Фильм «Три песни о Ленине», как и последовавшая за ним «Колыбельная» (Д. Вертов, 1937), демонстрировал закономерную эволюцию восточной женщины из самой нуждающейся категории жителей СССР в самую благодарную, иными словами, «восточница» становилась носителем идеологически наиболее выгодного восприятия власти. Политическая прагматика фильма не в последнюю очередь связана с предложением зрителю идентифицировать себя с «раскрепощенной женщиной востока» и тем самым взглянуть на советскую власть ее глазами и ощутить благоговение перед ней. На этой коммуникативной работе фильма останавливается культуролог А. Щербенок: «Зритель «Трех песен о Ленине» постепенно вовлекается в зрелище, интернализуя травматическую психическую структуру его персонажей.

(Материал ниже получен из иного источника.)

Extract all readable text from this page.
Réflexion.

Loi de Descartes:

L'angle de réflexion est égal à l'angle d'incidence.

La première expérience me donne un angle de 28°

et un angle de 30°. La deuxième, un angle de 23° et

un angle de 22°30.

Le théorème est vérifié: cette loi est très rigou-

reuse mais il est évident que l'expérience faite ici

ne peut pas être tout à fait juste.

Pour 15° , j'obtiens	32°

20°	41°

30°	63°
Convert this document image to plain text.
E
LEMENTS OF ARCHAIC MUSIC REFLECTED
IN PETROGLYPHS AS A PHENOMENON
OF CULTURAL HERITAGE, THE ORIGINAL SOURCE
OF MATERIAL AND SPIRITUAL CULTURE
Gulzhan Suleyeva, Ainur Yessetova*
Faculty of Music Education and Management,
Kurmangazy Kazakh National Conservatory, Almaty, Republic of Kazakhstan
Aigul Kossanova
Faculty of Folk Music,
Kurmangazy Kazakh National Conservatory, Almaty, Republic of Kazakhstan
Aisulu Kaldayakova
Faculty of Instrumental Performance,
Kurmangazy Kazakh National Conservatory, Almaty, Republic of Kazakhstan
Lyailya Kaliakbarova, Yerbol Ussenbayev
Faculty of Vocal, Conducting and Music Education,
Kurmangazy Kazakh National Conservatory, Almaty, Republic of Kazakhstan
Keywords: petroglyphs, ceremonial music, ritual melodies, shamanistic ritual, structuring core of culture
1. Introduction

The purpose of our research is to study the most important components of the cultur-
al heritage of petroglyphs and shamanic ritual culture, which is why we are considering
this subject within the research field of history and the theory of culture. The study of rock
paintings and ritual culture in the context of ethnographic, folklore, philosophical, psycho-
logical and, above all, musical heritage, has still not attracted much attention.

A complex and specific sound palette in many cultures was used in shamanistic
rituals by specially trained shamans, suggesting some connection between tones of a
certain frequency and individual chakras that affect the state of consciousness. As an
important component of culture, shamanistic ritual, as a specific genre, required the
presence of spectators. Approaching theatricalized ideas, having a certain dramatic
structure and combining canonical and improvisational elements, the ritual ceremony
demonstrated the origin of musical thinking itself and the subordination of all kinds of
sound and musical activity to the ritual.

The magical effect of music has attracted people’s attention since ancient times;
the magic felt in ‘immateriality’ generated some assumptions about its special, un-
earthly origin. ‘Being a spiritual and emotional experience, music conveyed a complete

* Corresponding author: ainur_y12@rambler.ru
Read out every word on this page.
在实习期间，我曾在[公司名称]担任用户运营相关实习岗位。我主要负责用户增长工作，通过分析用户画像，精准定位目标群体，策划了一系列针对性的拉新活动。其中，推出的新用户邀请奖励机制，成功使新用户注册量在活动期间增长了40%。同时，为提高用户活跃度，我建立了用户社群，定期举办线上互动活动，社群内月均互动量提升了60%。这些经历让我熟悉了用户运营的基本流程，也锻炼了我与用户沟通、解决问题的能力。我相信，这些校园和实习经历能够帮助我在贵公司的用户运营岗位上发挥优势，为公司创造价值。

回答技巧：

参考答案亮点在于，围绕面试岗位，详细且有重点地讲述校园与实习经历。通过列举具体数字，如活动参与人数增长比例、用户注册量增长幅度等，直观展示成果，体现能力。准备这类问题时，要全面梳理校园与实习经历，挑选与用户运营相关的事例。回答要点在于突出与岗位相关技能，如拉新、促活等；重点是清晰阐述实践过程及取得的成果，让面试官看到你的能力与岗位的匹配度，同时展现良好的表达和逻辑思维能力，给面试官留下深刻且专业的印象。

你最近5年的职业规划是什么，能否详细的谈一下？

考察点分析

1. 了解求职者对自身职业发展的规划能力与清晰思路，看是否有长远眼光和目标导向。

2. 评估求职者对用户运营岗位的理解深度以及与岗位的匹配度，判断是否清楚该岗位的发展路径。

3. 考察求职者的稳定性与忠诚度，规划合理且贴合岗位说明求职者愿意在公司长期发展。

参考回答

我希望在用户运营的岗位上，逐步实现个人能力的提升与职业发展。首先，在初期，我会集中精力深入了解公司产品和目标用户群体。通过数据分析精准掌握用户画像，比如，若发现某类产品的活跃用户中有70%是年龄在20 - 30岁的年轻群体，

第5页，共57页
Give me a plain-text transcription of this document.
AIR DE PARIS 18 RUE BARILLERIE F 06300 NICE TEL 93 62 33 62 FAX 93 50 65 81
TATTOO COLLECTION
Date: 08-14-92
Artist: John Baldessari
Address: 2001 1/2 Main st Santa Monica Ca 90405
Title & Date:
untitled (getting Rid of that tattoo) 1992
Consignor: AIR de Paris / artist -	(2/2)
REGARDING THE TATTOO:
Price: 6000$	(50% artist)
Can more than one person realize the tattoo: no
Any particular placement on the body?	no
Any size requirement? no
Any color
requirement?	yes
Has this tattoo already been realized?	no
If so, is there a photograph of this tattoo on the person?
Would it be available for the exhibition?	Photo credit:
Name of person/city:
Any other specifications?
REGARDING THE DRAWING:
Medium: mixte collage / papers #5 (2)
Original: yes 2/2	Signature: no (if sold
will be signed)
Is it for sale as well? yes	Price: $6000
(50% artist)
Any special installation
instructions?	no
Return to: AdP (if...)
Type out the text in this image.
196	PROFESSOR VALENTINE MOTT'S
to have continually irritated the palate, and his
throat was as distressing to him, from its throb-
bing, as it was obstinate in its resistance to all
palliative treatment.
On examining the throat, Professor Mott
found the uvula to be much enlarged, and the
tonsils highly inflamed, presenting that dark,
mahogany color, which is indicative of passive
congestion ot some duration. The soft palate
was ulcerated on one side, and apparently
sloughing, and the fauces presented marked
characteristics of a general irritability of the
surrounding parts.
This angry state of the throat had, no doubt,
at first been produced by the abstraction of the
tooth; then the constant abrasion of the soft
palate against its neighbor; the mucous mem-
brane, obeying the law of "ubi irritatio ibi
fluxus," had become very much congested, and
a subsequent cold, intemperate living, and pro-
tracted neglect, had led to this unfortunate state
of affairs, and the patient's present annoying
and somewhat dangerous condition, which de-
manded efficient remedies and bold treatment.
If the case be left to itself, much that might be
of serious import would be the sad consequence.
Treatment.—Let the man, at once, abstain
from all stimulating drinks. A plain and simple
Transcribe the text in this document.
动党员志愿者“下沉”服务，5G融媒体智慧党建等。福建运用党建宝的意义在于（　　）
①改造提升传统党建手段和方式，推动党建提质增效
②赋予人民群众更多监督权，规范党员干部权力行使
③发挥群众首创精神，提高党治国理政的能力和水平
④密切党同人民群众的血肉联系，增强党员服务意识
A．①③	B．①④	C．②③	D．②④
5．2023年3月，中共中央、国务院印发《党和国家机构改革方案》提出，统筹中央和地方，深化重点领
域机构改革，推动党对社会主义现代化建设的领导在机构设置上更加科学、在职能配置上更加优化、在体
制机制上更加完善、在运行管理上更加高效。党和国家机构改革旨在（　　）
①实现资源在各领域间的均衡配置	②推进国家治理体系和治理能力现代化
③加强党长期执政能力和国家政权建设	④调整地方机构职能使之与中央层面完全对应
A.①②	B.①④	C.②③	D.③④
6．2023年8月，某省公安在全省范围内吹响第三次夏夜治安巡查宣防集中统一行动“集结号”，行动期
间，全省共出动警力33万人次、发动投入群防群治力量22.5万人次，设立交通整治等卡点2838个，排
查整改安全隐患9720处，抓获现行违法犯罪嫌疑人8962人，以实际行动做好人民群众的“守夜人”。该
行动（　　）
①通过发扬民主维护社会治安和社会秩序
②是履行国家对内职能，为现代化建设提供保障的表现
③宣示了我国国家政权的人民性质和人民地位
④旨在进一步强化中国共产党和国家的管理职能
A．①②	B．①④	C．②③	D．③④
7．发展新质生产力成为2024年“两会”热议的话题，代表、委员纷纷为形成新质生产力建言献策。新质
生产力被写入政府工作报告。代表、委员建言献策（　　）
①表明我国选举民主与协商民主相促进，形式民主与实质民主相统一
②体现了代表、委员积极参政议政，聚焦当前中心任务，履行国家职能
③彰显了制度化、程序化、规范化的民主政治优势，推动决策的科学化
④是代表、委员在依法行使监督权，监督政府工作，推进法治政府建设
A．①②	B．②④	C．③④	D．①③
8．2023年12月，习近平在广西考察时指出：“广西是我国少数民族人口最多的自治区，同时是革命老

<…> Женщинам, снимающим паранджу, открывается свет знания и просвещения. Когда мы в первый раз видим девушку без паранджи, она читает. Сцена разрывается пополам титрами «…но взошел луч правды, луч правды ЛЕНИНА…». <…>Идентифицируя себя с героинями «Песни первой», зритель также может увидеть свет этой правды, т. е. воспринять репрезентируемый мир, с точки зрения эмансипированных женщин, как воплощение победоносных ленинских идей, но он может встать на эту точку зрения только метафорически»[18].
«Три песни о Ленине» как бы естественным образом продолжились в «Колыбельной», только Ленин сменился Сталиным, а собирательный образ восточной женщины биологически (и не в меньшей мере идеологически) эволюционировал из юной девушки в женщину-мать, баюкающую дочь в колыбели. И вместе с тем сменяется заявленный в названии жанр песенно-поэтического фольклора: от изначально предполагающих коллективное и даже ритуальное исполнение песен – к интимно-семейной колыбельной. По мнению современного фольклориста К. Богданова, такая «социализация» жанра колыбельной песни имела идеологическую подоплеку: «Коммуникация колыбельного исполнения является изначально приватной: а сами колыбельные песни – одна из составляющих той сферы эмоционального и дискурсивного воздействия, которая, по мнению социальных психологов, может считаться определяющей для формирования детского характера. Это область первичного «семейного фольклора» или «семейного нарратива». Медиально-публичное пространство радиоэфира, концертного зала и/или кинотеатра делает ту же коммуникацию предельно публичной. «Семейный фольклор» становится в этих случаях общественным, «семейный нарратив» – общенародным»[19]. Неслучайно особая популярность колыбельного жанра, а здесь вместе с фильмом Вертова стоит вспомнить финальные сцены фильмов «Цирк» (Г. Александров, 1938) и «Подкидыш» (Т. Лукашевич, 1939) и, например, появившуюся в том же 1937 году «Колыбельную» казахского акына Дж. Джабаева, связана с тем периодом, когда советский социум все чаще и навязчивее ассоциировался с единой семьей, а Сталин – с отцом в этой семье.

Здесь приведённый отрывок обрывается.